Getting Started with Azure Machine Learning

It is time to play!

A good place to start is by downloading the Azure Machine Learning Studio Overview diagram. Download the diagram here: Microsoft Azure Machine Learning Studio Capabilities Overview (Keep this diagram handy as you navigate your way around the Learning Studio).

As mentioned in a previous post, you can try Azure ML for free! Sign in here with your Microsoft account and you get 10 GB of storage to play with and access to scripts and predictive web services.

Now it is time to create and run an experiment.

Click +New in the ML Studio, select EXPERIMENT, then Blank Experiment. To do this experiment, you will of course need some data. Microsoft has provided several sample data sets for you to play with. The samples can be found in a palette on the left of the window. Drag a dataset onto the experiment canvas.

You can view the data by clicking the output port at the bottom of the dataset and choosing Visualize. There will be some missing data in your dataset, so, it will have to be cleaned by removing any row that has a missing value. If there is a column with a lot of missing data, you can delete that specific columns by selecting the Project Columns module and choosing to “exclude” a named column.

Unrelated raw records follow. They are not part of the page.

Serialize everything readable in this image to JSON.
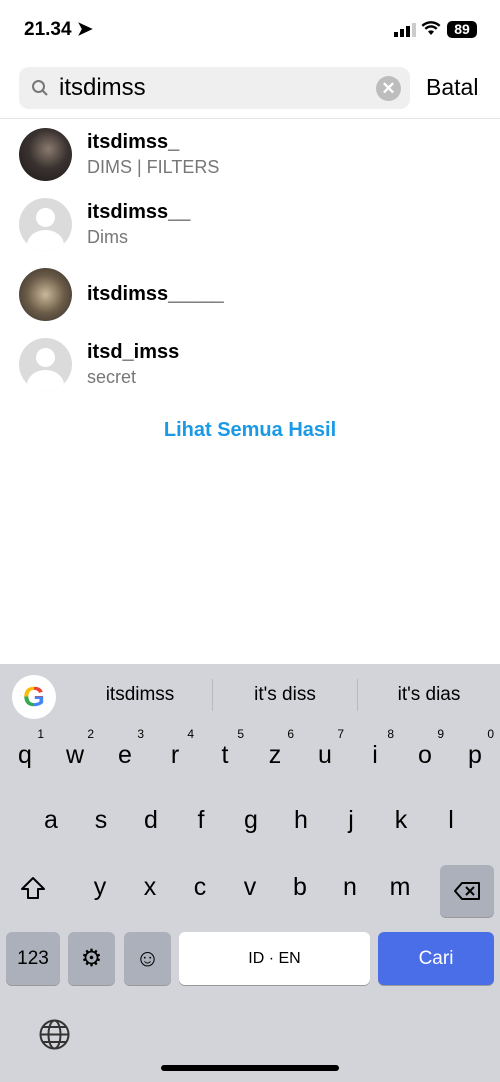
{
  "status": {
    "time": "21.34",
    "battery": "89"
  },
  "search": {
    "value": "itsdimss",
    "cancel": "Batal"
  },
  "results": [
    {
      "username": "itsdimss_",
      "subtitle": "DIMS | FILTERS",
      "avatar": "photo"
    },
    {
      "username": "itsdimss__",
      "subtitle": "Dims",
      "avatar": "default"
    },
    {
      "username": "itsdimss_____",
      "subtitle": "",
      "avatar": "photo2"
    },
    {
      "username": "itsd_imss",
      "subtitle": "secret",
      "avatar": "default"
    }
  ],
  "see_all": "Lihat Semua Hasil",
  "keyboard": {
    "google": "G",
    "suggestions": [
      "itsdimss",
      "it's diss",
      "it's dias"
    ],
    "row1": [
      "q",
      "w",
      "e",
      "r",
      "t",
      "z",
      "u",
      "i",
      "o",
      "p"
    ],
    "row1_hints": [
      "1",
      "2",
      "3",
      "4",
      "5",
      "6",
      "7",
      "8",
      "9",
      "0"
    ],
    "row2": [
      "a",
      "s",
      "d",
      "f",
      "g",
      "h",
      "j",
      "k",
      "l"
    ],
    "row3": [
      "y",
      "x",
      "c",
      "v",
      "b",
      "n",
      "m"
    ],
    "numbers": "123",
    "space": "ID · EN",
    "action": "Cari",
    "action_color": "#4a6ee8"
  }
}
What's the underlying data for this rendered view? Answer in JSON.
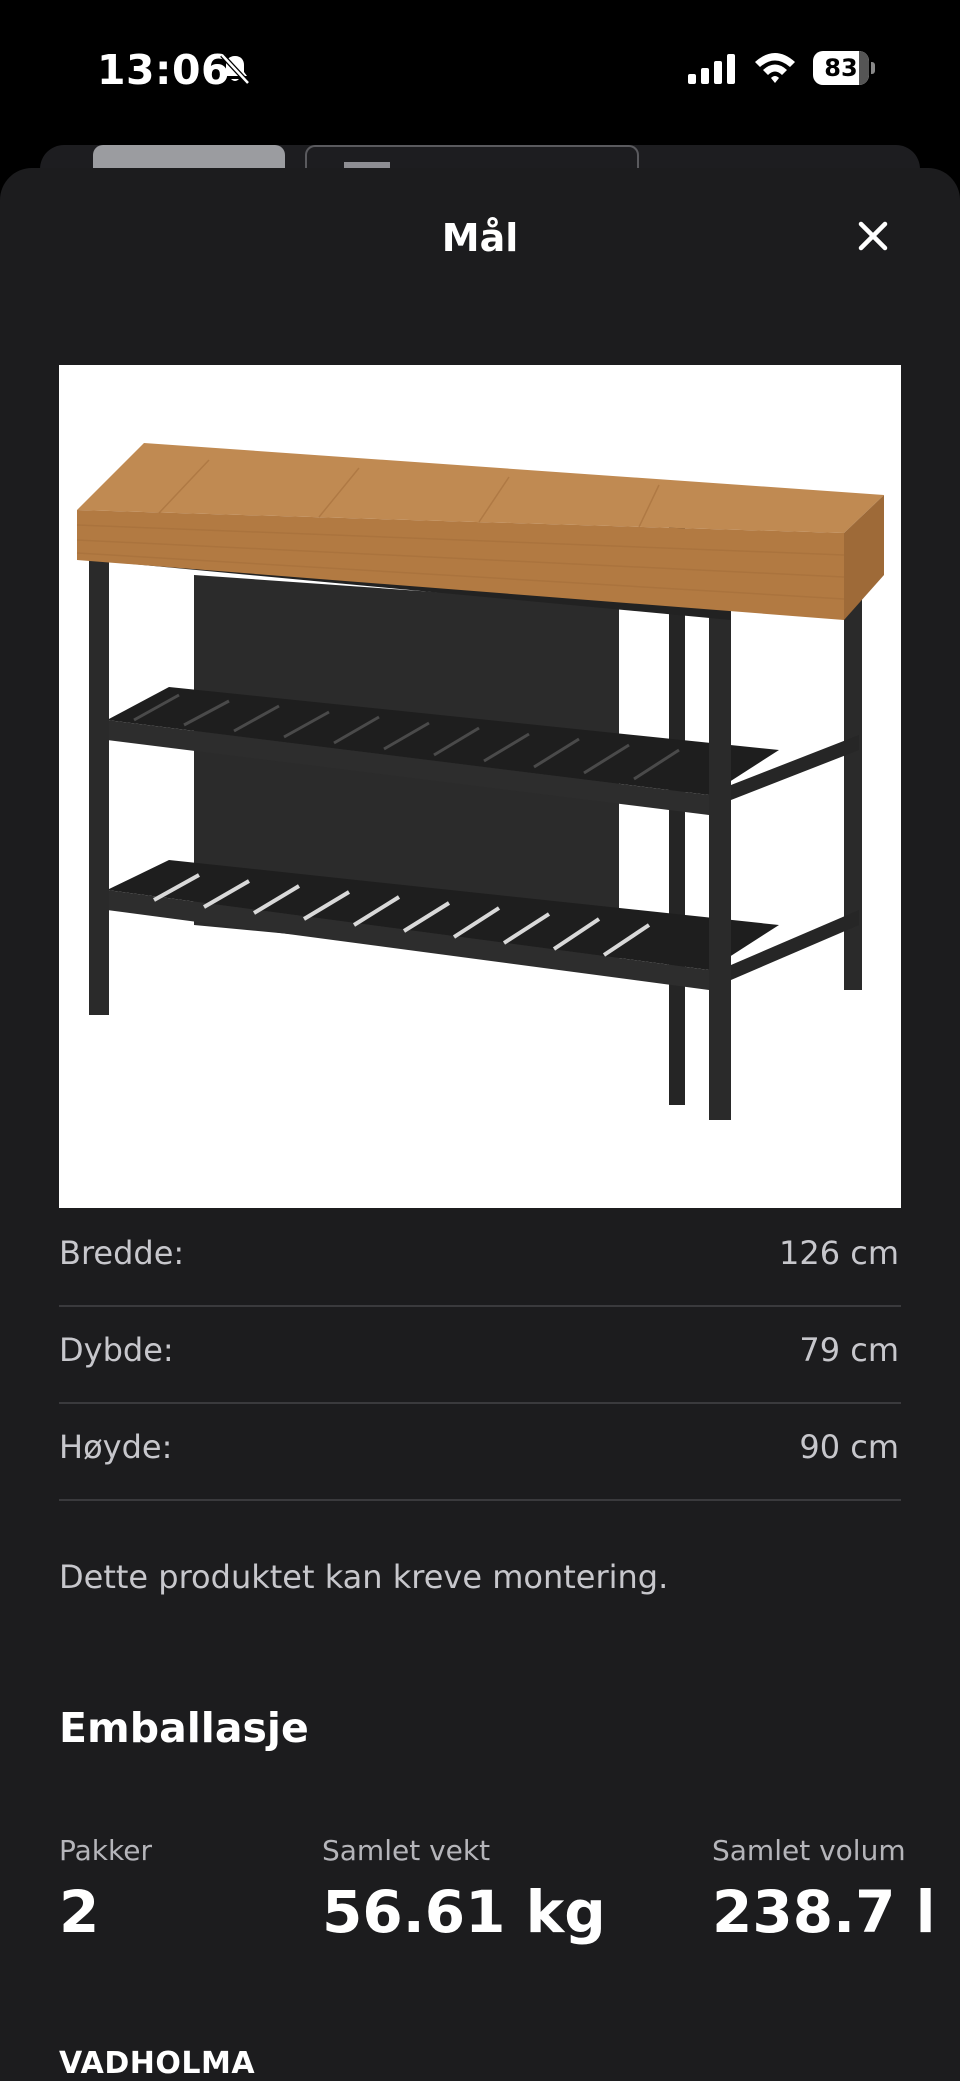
{
  "status_bar": {
    "time": "13:06",
    "battery": "83",
    "battery_level": 0.83
  },
  "sheet": {
    "title": "Mål"
  },
  "dimensions": [
    {
      "label": "Bredde:",
      "value": "126 cm"
    },
    {
      "label": "Dybde:",
      "value": "79 cm"
    },
    {
      "label": "Høyde:",
      "value": "90 cm"
    }
  ],
  "assembly_note": "Dette produktet kan kreve montering.",
  "packaging": {
    "title": "Emballasje",
    "packages_label": "Pakker",
    "packages_value": "2",
    "weight_label": "Samlet vekt",
    "weight_value": "56.61 kg",
    "volume_label": "Samlet volum",
    "volume_value": "238.7 l"
  },
  "product_name": "VADHOLMA",
  "colors": {
    "sheet_background": "#1c1c1e",
    "divider": "#3a3a3d",
    "secondary_text": "#c7c7cc"
  }
}
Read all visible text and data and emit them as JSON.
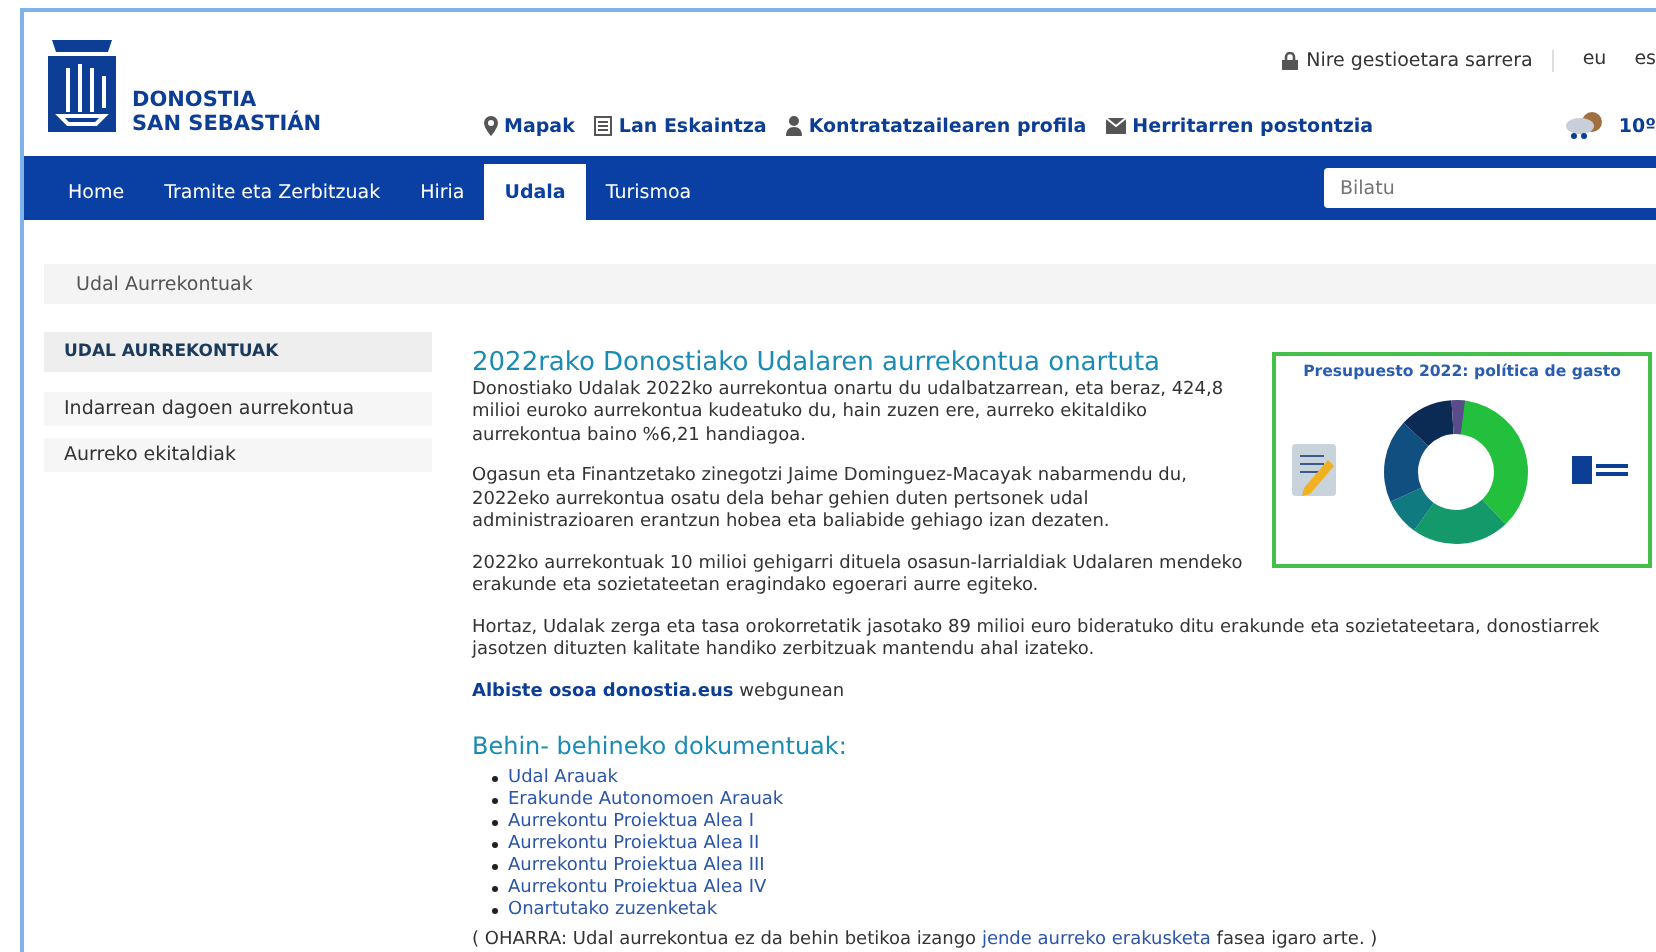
{
  "header": {
    "logo_lines": [
      "DONOSTIA",
      "SAN SEBASTIÁN"
    ],
    "login_link": "Nire gestioetara sarrera",
    "languages": [
      "eu",
      "es"
    ],
    "quick_links": [
      {
        "kind": "pin",
        "label": "Mapak"
      },
      {
        "kind": "list",
        "label": "Lan Eskaintza"
      },
      {
        "kind": "person",
        "label": "Kontratatzailearen profila"
      },
      {
        "kind": "mail",
        "label": "Herritarren postontzia"
      }
    ],
    "weather": "10º"
  },
  "nav": {
    "items": [
      {
        "label": "Home",
        "selected": false
      },
      {
        "label": "Tramite eta Zerbitzuak",
        "selected": false
      },
      {
        "label": "Hiria",
        "selected": false
      },
      {
        "label": "Udala",
        "selected": true
      },
      {
        "label": "Turismoa",
        "selected": false
      }
    ],
    "search_placeholder": "Bilatu"
  },
  "breadcrumb": "Udal Aurrekontuak",
  "sidebar": {
    "heading": "UDAL AURREKONTUAK",
    "items": [
      "Indarrean dagoen aurrekontua",
      "Aurreko ekitaldiak"
    ]
  },
  "article": {
    "title": "2022rako Donostiako Udalaren aurrekontua onartuta",
    "infographic_title": "Presupuesto 2022: política de gasto",
    "paragraphs": [
      "Donostiako Udalak 2022ko aurrekontua onartu du udalbatzarrean, eta beraz, 424,8 milioi euroko aurrekontua kudeatuko du, hain zuzen ere, aurreko ekitaldiko aurrekontua baino %6,21 handiagoa.",
      "Ogasun eta Finantzetako zinegotzi Jaime Dominguez-Macayak nabarmendu du, 2022eko aurrekontua osatu dela behar gehien duten pertsonek udal administrazioaren erantzun hobea eta baliabide gehiago izan dezaten.",
      "2022ko aurrekontuak 10 milioi gehigarri dituela osasun-larrialdiak Udalaren mendeko erakunde eta sozietateetan eragindako egoerari aurre egiteko.",
      "Hortaz, Udalak zerga eta tasa orokorretatik jasotako 89 milioi euro bideratuko ditu erakunde eta sozietateetara, donostiarrek jasotzen dituzten kalitate handiko zerbitzuak mantendu ahal izateko."
    ],
    "more_link": "Albiste osoa donostia.eus",
    "more_suffix": "webgunean",
    "docs_heading": "Behin- behineko dokumentuak:",
    "docs": [
      "Udal Arauak",
      "Erakunde Autonomoen Arauak",
      "Aurrekontu Proiektua Alea I",
      "Aurrekontu Proiektua Alea II",
      "Aurrekontu Proiektua Alea III",
      "Aurrekontu Proiektua Alea IV",
      "Onartutako zuzenketak"
    ],
    "note_before": "( OHARRA: Udal aurrekontua ez da behin betikoa izango",
    "note_link": "jende aurreko erakusketa",
    "note_after": "fasea igaro arte. )"
  }
}
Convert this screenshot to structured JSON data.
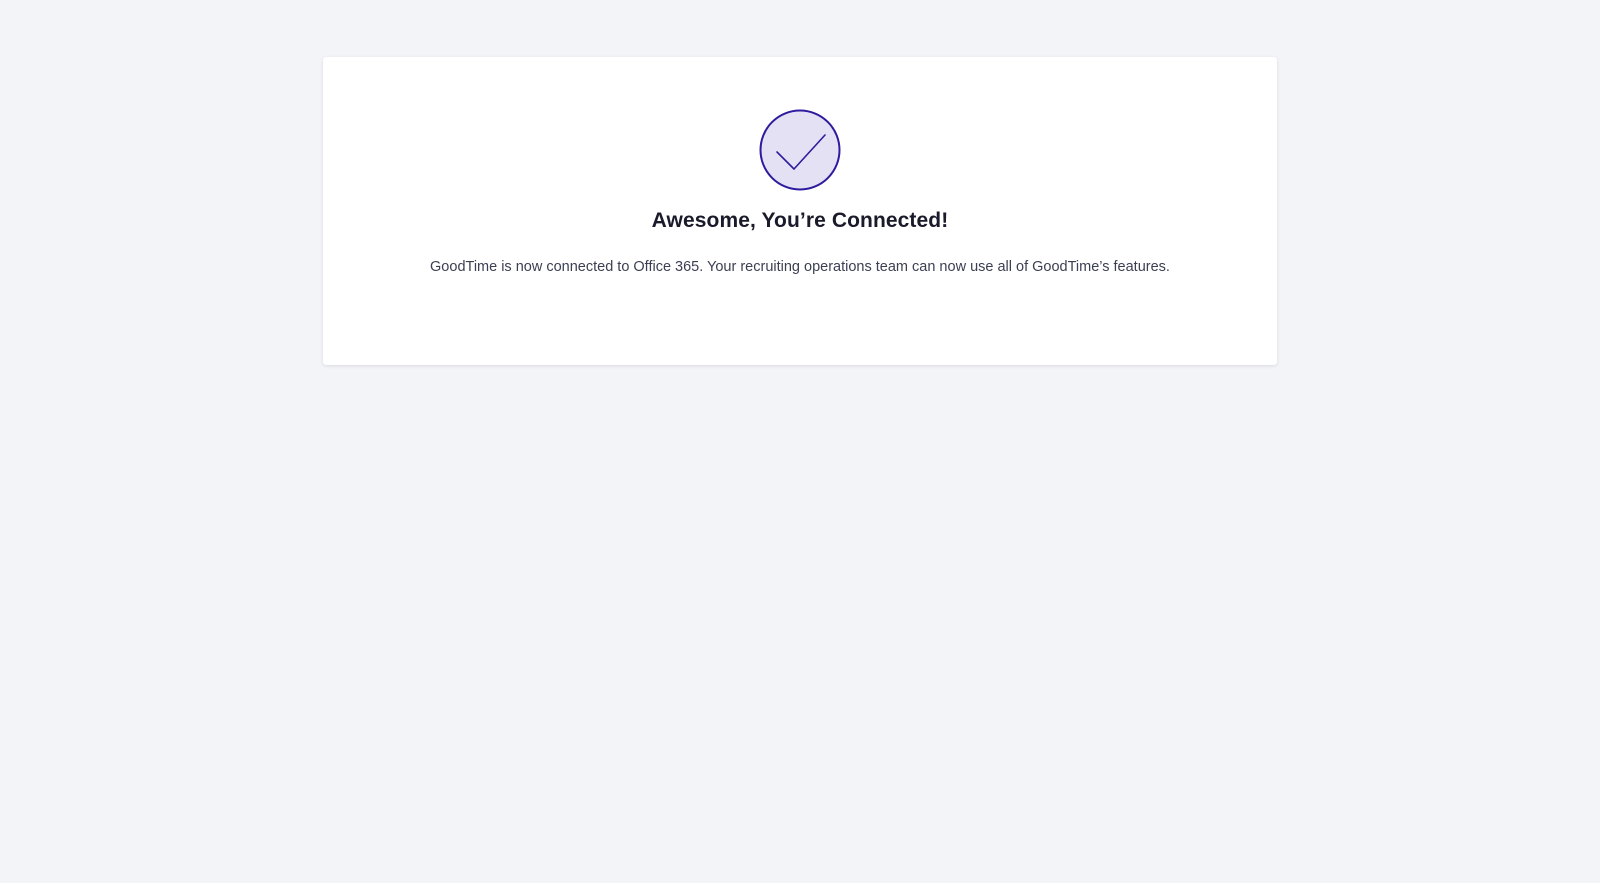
{
  "colors": {
    "page_background": "#f3f4f8",
    "card_background": "#ffffff",
    "accent": "#2e1c9e",
    "accent_fill": "#e5e1f4",
    "title_text": "#1a1a2b",
    "body_text": "#3b3f52"
  },
  "success": {
    "icon": "check-circle-icon",
    "title": "Awesome, You’re Connected!",
    "message": "GoodTime is now connected to Office 365. Your recruiting operations team can now use all of GoodTime’s features."
  }
}
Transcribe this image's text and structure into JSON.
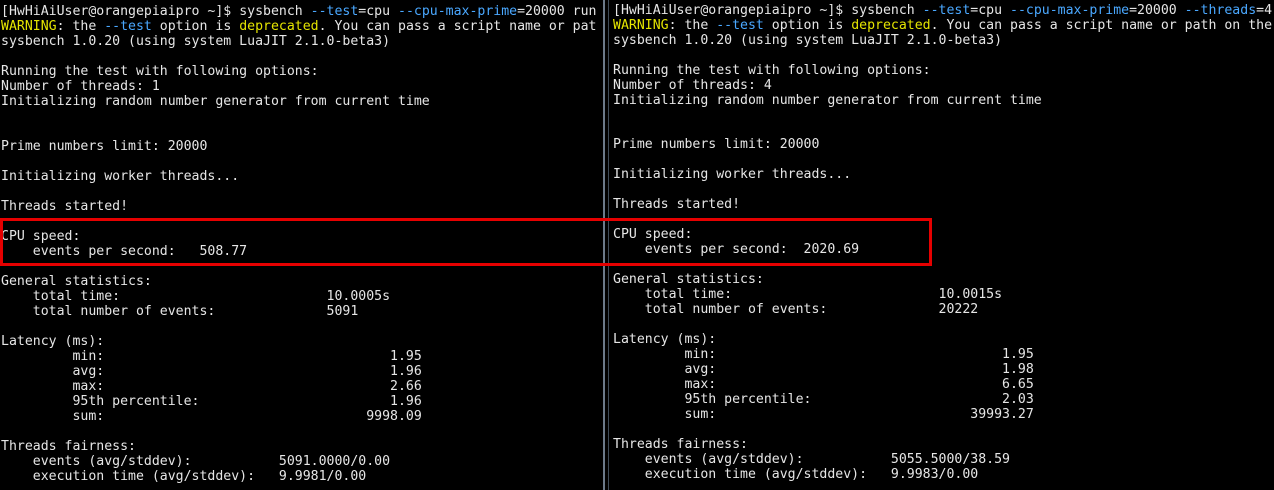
{
  "colors": {
    "background": "#000000",
    "text": "#e6e6e6",
    "warning": "#e5e500",
    "option": "#4aa8ff",
    "highlight_box": "#e60000"
  },
  "left": {
    "prompt": "[HwHiAiUser@orangepiaipro ~]$ ",
    "cmd_sysbench": "sysbench ",
    "cmd_test_opt": "--test",
    "cmd_test_val": "=cpu ",
    "cmd_maxprime_opt": "--cpu-max-prime",
    "cmd_maxprime_val": "=20000 run",
    "warn_label": "WARNING",
    "warn_1": ": the ",
    "warn_opt": "--test",
    "warn_2": " option is ",
    "warn_dep": "deprecated",
    "warn_3": ". You can pass a script name or pat",
    "version": "sysbench 1.0.20 (using system LuaJIT 2.1.0-beta3)",
    "running": "Running the test with following options:",
    "threads": "Number of threads: 1",
    "init_rng": "Initializing random number generator from current time",
    "prime_limit": "Prime numbers limit: 20000",
    "init_workers": "Initializing worker threads...",
    "threads_started": "Threads started!",
    "cpu_speed": "CPU speed:",
    "events_per_sec": "    events per second:   508.77",
    "general_stats": "General statistics:",
    "total_time": "    total time:                          10.0005s",
    "total_events": "    total number of events:              5091",
    "latency": "Latency (ms):",
    "lat_min": "         min:                                    1.95",
    "lat_avg": "         avg:                                    1.96",
    "lat_max": "         max:                                    2.66",
    "lat_95": "         95th percentile:                        1.96",
    "lat_sum": "         sum:                                 9998.09",
    "fairness": "Threads fairness:",
    "fair_events": "    events (avg/stddev):           5091.0000/0.00",
    "fair_exec": "    execution time (avg/stddev):   9.9981/0.00"
  },
  "right": {
    "prompt": "[HwHiAiUser@orangepiaipro ~]$ ",
    "cmd_sysbench": "sysbench ",
    "cmd_test_opt": "--test",
    "cmd_test_val": "=cpu ",
    "cmd_maxprime_opt": "--cpu-max-prime",
    "cmd_maxprime_val": "=20000 ",
    "cmd_threads_opt": "--threads",
    "cmd_threads_val": "=4",
    "warn_label": "WARNING",
    "warn_1": ": the ",
    "warn_opt": "--test",
    "warn_2": " option is ",
    "warn_dep": "deprecated",
    "warn_3": ". You can pass a script name or path on the",
    "version": "sysbench 1.0.20 (using system LuaJIT 2.1.0-beta3)",
    "running": "Running the test with following options:",
    "threads": "Number of threads: 4",
    "init_rng": "Initializing random number generator from current time",
    "prime_limit": "Prime numbers limit: 20000",
    "init_workers": "Initializing worker threads...",
    "threads_started": "Threads started!",
    "cpu_speed": "CPU speed:",
    "events_per_sec": "    events per second:  2020.69",
    "general_stats": "General statistics:",
    "total_time": "    total time:                          10.0015s",
    "total_events": "    total number of events:              20222",
    "latency": "Latency (ms):",
    "lat_min": "         min:                                    1.95",
    "lat_avg": "         avg:                                    1.98",
    "lat_max": "         max:                                    6.65",
    "lat_95": "         95th percentile:                        2.03",
    "lat_sum": "         sum:                                39993.27",
    "fairness": "Threads fairness:",
    "fair_events": "    events (avg/stddev):           5055.5000/38.59",
    "fair_exec": "    execution time (avg/stddev):   9.9983/0.00"
  }
}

You can then choose the Clean Missing Data module and remove any row that still has missing data in it. In the Properties pane, choose Remove entire row under the Cleaning mode. Double click the module and enter the comment, “Remove missing value rows”.

You will then need to click RUN in the experiment canvas in order to complete the cleaning tasks.
Once the data has been cleaned, you can choose to view it again, or proceed on to the next step in preparation.

Each measurable property in your dataset is a “feature” in machine learning. Each row of data may, for example, represent a computer. Each column would represent a “feature” of that computer, like price, speed, weight, etcetera. In preparing your predictive model, some features will have more value than others. For example, the weight of a desktop computer likely plays very little roll in the purchase decision. Since a feature like weight would only add noise to your model, you may as well exclude it from the process.

Drag and drop another Project Columns module to the left output port of the Clean Missing Data module. Double click the module and type “Select features for prediction”. Choose Launch column selector in the Properties pane. Choose No columns for Begin With, and then choose Include and column names in the filter row. Enter the column names you want to include. Click the check mark on the bottom right to accept the input.

Now it is time to choose the learning algorithm that best suits your data and what you are trying to find. If your prediction is about a defined set of values, such as amount of RAM, then you would use a Classification module. On the other hand, if your prediction is from a continuous set of values, such as weight, you would use a regression module.

Drag and drop the Split Data module into your experiment. Now you will have two copies of your cleaned data. You can use one to train your model, and the second to test it. If you set the Fraction of rows in the first output dataset to 0.75, you will use 75% of the data to train the model and the remaining 25% will be used for testing. Run your experiment.

Drag and drop the Train Model module onto the canvas. Connect the left input to the output of your regression or classification module. Connect the right input port to the training data output (left port) of the Split Data module. In the Train Model module, choose Launch column selector in the Properties pane and then select the column you want your model to predict.

Now that you model is trained, you will need to figure out how well it did at predicting the desired outcome. To do this, drag and drop the Score Model module to the canvas. Connect the left input port to the output of the Train Model module. Connect the right input port to the test data output of the Split Data module. Connect the left input port to the output of the Train Model module. To see your results, choose the output port on your Score Model and click Visualize.

Your last step in preparing the experiment will be to drag and drop the Evaluate Model module onto the canvas. Connect it to the Score Model module.

Now run the experiment. If you are not happy with the results, you can go back and select different features, modify or change your learning algorithm, or even add additional algorithms to your experiment.

Play with your data until you find the experiment that is right for you data and what you are trying to predict. Once you have found the sweet spot, you can deploy it as a web service directly from the Studio.